Солнце сияет молодо, играя в лиловых лужах. На снег, там, где он еще не почернел, не зиял проталинами и не набрался, как губка, воды, больно смотреть.

Весна нагрянула сразу, прогнала зиму в одну ночь.

В то памятное утро я работал у дорожного мастера, составлял требования на материалы.

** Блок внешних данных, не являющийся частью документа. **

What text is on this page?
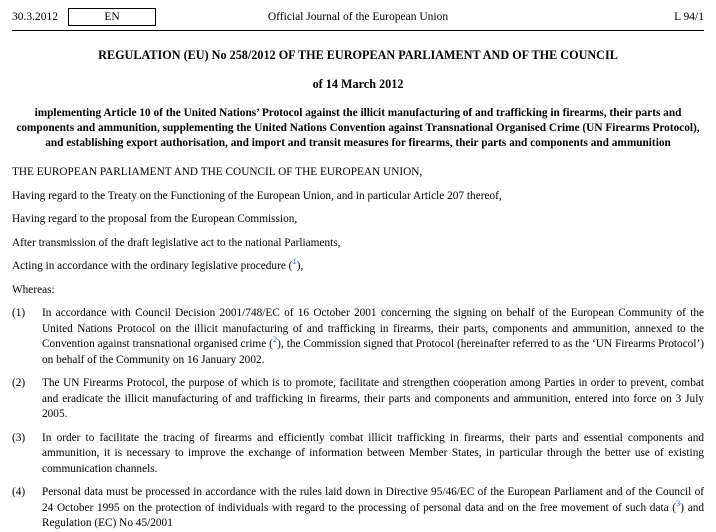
30.3.2012	EN	Official Journal of the European Union	L 94/1
REGULATION (EU) No 258/2012 OF THE EUROPEAN PARLIAMENT AND OF THE COUNCIL
of 14 March 2012
implementing Article 10 of the United Nations’ Protocol against the illicit manufacturing of and trafficking in firearms, their parts and components and ammunition, supplementing the United Nations Convention against Transnational Organised Crime (UN Firearms Protocol), and establishing export authorisation, and import and transit measures for firearms, their parts and components and ammunition
THE EUROPEAN PARLIAMENT AND THE COUNCIL OF THE EUROPEAN UNION,
Having regard to the Treaty on the Functioning of the European Union, and in particular Article 207 thereof,
Having regard to the proposal from the European Commission,
After transmission of the draft legislative act to the national Parliaments,
Acting in accordance with the ordinary legislative procedure ($^1$),
Whereas:
(1)	In accordance with Council Decision 2001/748/EC of 16 October 2001 concerning the signing on behalf of the European Community of the United Nations Protocol on the illicit manufacturing of and trafficking in firearms, their parts, components and ammunition, annexed to the Convention against transnational organised crime ($^2$), the Commission signed that Protocol (hereinafter referred to as the ‘UN Firearms Protocol’) on behalf of the Community on 16 January 2002.
(2)	The UN Firearms Protocol, the purpose of which is to promote, facilitate and strengthen cooperation among Parties in order to prevent, combat and eradicate the illicit manufacturing of and trafficking in firearms, their parts and components and ammunition, entered into force on 3 July 2005.
(3)	In order to facilitate the tracing of firearms and efficiently combat illicit trafficking in firearms, their parts and essential components and ammunition, it is necessary to improve the exchange of information between Member States, in particular through the better use of existing communication channels.
(4)	Personal data must be processed in accordance with the rules laid down in Directive 95/46/EC of the European Parliament and of the Council of 24 October 1995 on the protection of individuals with regard to the processing of personal data and on the free movement of such data ($^3$) and Regulation (EC) No 45/2001
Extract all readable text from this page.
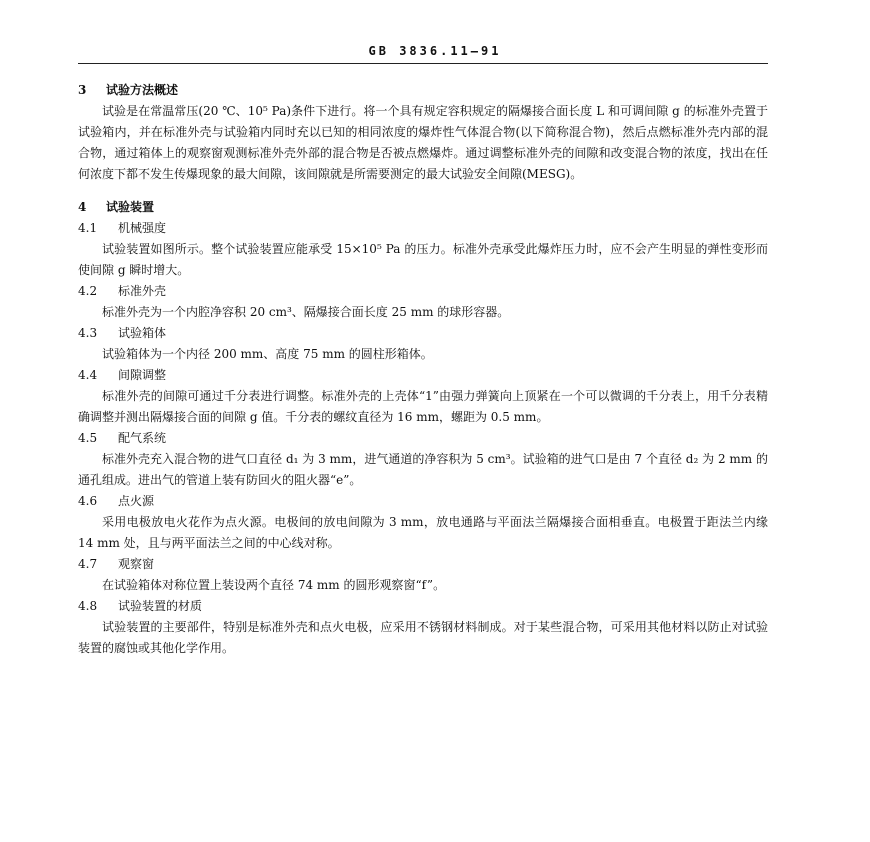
GB 3836.11—91

3 试验方法概述

试验是在常温常压(20 ℃、10⁵ Pa)条件下进行。将一个具有规定容积规定的隔爆接合面长度 L 和可调间隙 g 的标准外壳置于试验箱内，并在标准外壳与试验箱内同时充以已知的相同浓度的爆炸性气体混合物(以下简称混合物)，然后点燃标准外壳内部的混合物，通过箱体上的观察窗观测标准外壳外部的混合物是否被点燃爆炸。通过调整标准外壳的间隙和改变混合物的浓度，找出在任何浓度下都不发生传爆现象的最大间隙，该间隙就是所需要测定的最大试验安全间隙(MESG)。

4 试验装置

4.1 机械强度

试验装置如图所示。整个试验装置应能承受 15×10⁵ Pa 的压力。标准外壳承受此爆炸压力时，应不会产生明显的弹性变形而使间隙 g 瞬时增大。

4.2 标准外壳

标准外壳为一个内腔净容积 20 cm³、隔爆接合面长度 25 mm 的球形容器。

4.3 试验箱体

试验箱体为一个内径 200 mm、高度 75 mm 的圆柱形箱体。

4.4 间隙调整

标准外壳的间隙可通过千分表进行调整。标准外壳的上壳体“1”由强力弹簧向上顶紧在一个可以微调的千分表上，用千分表精确调整并测出隔爆接合面的间隙 g 值。千分表的螺纹直径为 16 mm，螺距为 0.5 mm。

4.5 配气系统

标准外壳充入混合物的进气口直径 d₁ 为 3 mm，进气通道的净容积为 5 cm³。试验箱的进气口是由 7 个直径 d₂ 为 2 mm 的通孔组成。进出气的管道上装有防回火的阻火器“e”。

4.6 点火源

采用电极放电火花作为点火源。电极间的放电间隙为 3 mm，放电通路与平面法兰隔爆接合面相垂直。电极置于距法兰内缘 14 mm 处，且与两平面法兰之间的中心线对称。

4.7 观察窗

在试验箱体对称位置上装设两个直径 74 mm 的圆形观察窗“f”。

4.8 试验装置的材质

试验装置的主要部件，特别是标准外壳和点火电极，应采用不锈钢材料制成。对于某些混合物，可采用其他材料以防止对试验装置的腐蚀或其他化学作用。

— Гвоздей трехдюймовых — десять пудов, — пощипывая, мышастые усы, диктовал мастер. — Двухдюймовых — два пуда. Костылей — пять тысяч штук. Ультрамарину — один пуд…

Когда все материалы были затребованы, дорожный мастер оказал:

— Отнесешь на разъезд пакет и телеграммы и можешь возвращаться на линию.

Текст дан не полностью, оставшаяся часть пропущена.